Softmax + cross-entropy, fused

Concise Implementation of Softmax Regression

Concise softmax regression

Same model, same data — using the framework’s built-in primitives:

  • One linear layer instead of hand-rolled W and b.
  • Built-in cross_entropy that fuses softmax + log + NLL with numerical-stability tricks (the LogSumExp trick).
  • Same Trainer, same convergence, much less code.

The model

Imports + a one-line linear layer wrapped in our Classifier scaffold:

from d2l import torch as d2l
import torch
from torch import nn
from torch.nn import functional as F
class SoftmaxRegression(d2l.Classifier):
    """The softmax regression model."""
    def __init__(self, num_outputs, lr):
        super().__init__()
        self.save_hyperparameters()
        self.net = nn.Sequential(nn.Flatten(),
                                 nn.LazyLinear(num_outputs))

    def forward(self, X):
        return self.net(X)

Computing softmax then log then NLL separately blows up numerically when logits are large (exp(100) overflows in common float32 arithmetic). The framework’s cross_entropy takes raw logits and computes the loss directly via the LogSumExp trick — equivalent math, stable arithmetic:

\log \sum_j e^{o_j} = m + \log \sum_j e^{o_j-m}, \quad m=\max_j o_j.

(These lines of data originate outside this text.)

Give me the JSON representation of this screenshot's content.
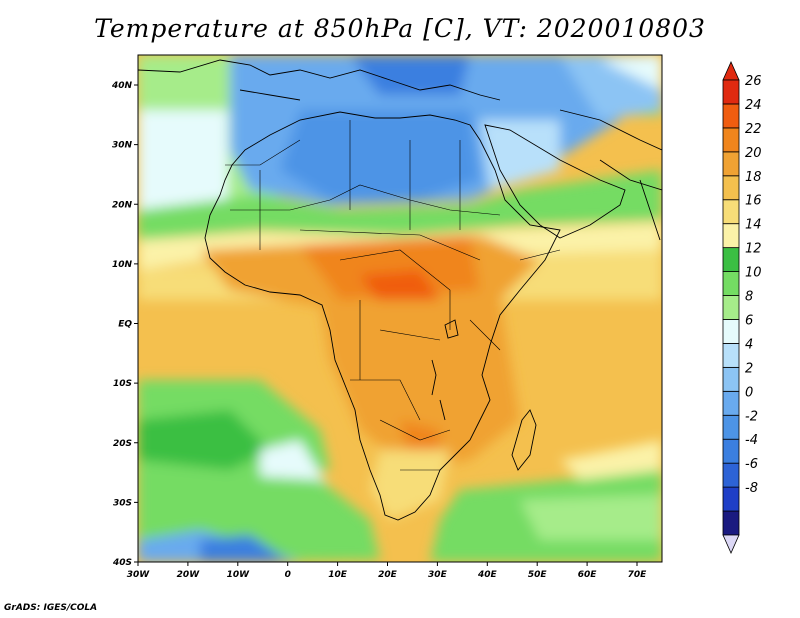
{
  "title": "Temperature at 850hPa [C], VT: 2020010803",
  "credit": "GrADS: IGES/COLA",
  "axes": {
    "x_ticks": [
      "30W",
      "20W",
      "10W",
      "0",
      "10E",
      "20E",
      "30E",
      "40E",
      "50E",
      "60E",
      "70E"
    ],
    "y_ticks": [
      "40N",
      "30N",
      "20N",
      "10N",
      "EQ",
      "10S",
      "20S",
      "30S",
      "40S"
    ]
  },
  "colorbar": {
    "labels": [
      "26",
      "24",
      "22",
      "20",
      "18",
      "16",
      "14",
      "12",
      "10",
      "8",
      "6",
      "4",
      "2",
      "0",
      "-2",
      "-4",
      "-6",
      "-8"
    ],
    "colors": [
      "#1a1a80",
      "#1f3fc7",
      "#2d63d6",
      "#3b7fe0",
      "#4d94e6",
      "#69aaee",
      "#8cc4f4",
      "#b8e0fa",
      "#e6fbfc",
      "#a6ec8a",
      "#74dc63",
      "#3bbf43",
      "#fbf2a8",
      "#f7dd78",
      "#f4c04e",
      "#f0a233",
      "#f0851c",
      "#f05d10",
      "#e02a10"
    ],
    "under_color": "#dcd8f6"
  },
  "regions": {
    "sahara": "Saharan cold (blue)",
    "sahel": "Sahel warm band",
    "southern_ocean": "Southern ocean green"
  }
}
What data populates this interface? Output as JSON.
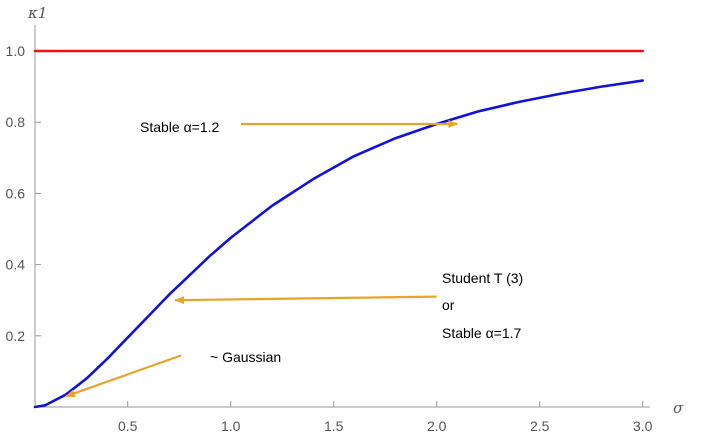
{
  "chart_data": {
    "type": "line",
    "xlabel": "σ",
    "ylabel": "κ1",
    "xlim": [
      0.05,
      3.1
    ],
    "ylim": [
      0,
      1.08
    ],
    "x_ticks": [
      "0.5",
      "1.0",
      "1.5",
      "2.0",
      "2.5",
      "3.0"
    ],
    "y_ticks": [
      "0.2",
      "0.4",
      "0.6",
      "0.8",
      "1.0"
    ],
    "grid": false,
    "series": [
      {
        "color": "#ee1111",
        "x": [
          0.05,
          3.0
        ],
        "y": [
          1.0,
          1.0
        ]
      },
      {
        "color": "#1111dd",
        "x": [
          0.05,
          0.1,
          0.2,
          0.3,
          0.4,
          0.5,
          0.6,
          0.7,
          0.8,
          0.9,
          1.0,
          1.2,
          1.4,
          1.6,
          1.8,
          2.0,
          2.2,
          2.4,
          2.6,
          2.8,
          3.0
        ],
        "y": [
          0.0,
          0.005,
          0.035,
          0.08,
          0.135,
          0.195,
          0.255,
          0.315,
          0.37,
          0.425,
          0.475,
          0.565,
          0.64,
          0.705,
          0.755,
          0.795,
          0.83,
          0.857,
          0.88,
          0.9,
          0.917
        ]
      }
    ],
    "annotations": [
      {
        "text": "Stable α=1.2",
        "arrow_color": "#e8a42a",
        "arrow_from": [
          1.05,
          0.795
        ],
        "arrow_to": [
          2.1,
          0.795
        ]
      },
      {
        "text": "Student T (3)",
        "arrow_color": "#e8a42a",
        "arrow_from": [
          2.0,
          0.31
        ],
        "arrow_to": [
          0.73,
          0.3
        ]
      },
      {
        "text": "or"
      },
      {
        "text": "Stable α=1.7"
      },
      {
        "text": "~ Gaussian",
        "arrow_color": "#e8a42a",
        "arrow_from": [
          0.76,
          0.145
        ],
        "arrow_to": [
          0.2,
          0.03
        ]
      }
    ]
  }
}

@d2l.add_to_class(d2l.Classifier)
def loss(self, Y_hat, Y, averaged=True):
    Y_hat = d2l.reshape(Y_hat, (-1, Y_hat.shape[-1]))
    Y = d2l.reshape(Y, (-1,))
    return F.cross_entropy(
        Y_hat, Y, reduction='mean' if averaged else 'none')

The model output skips the explicit softmax — the loss handles both pieces.

Train

Same Fashion-MNIST data, same 10 epochs, same Trainer:

data = d2l.FashionMNIST(batch_size=256)
model = SoftmaxRegression(num_outputs=10, lr=0.1)
trainer = d2l.Trainer(max_epochs=10)
trainer.fit(model, data)

Identical accuracy curve to the from-scratch version. Built-in loss = cleaner code + better numerics.

Recap

  • From-scratch taught us softmax and cross-entropy; concise is what we actually use.
  • Built-in cross_entropy(logits, y)softmax → log → NLL with the LogSumExp stability trick baked in.
  • The forward pass should output logits, not softmax probabilities — the loss does the rest.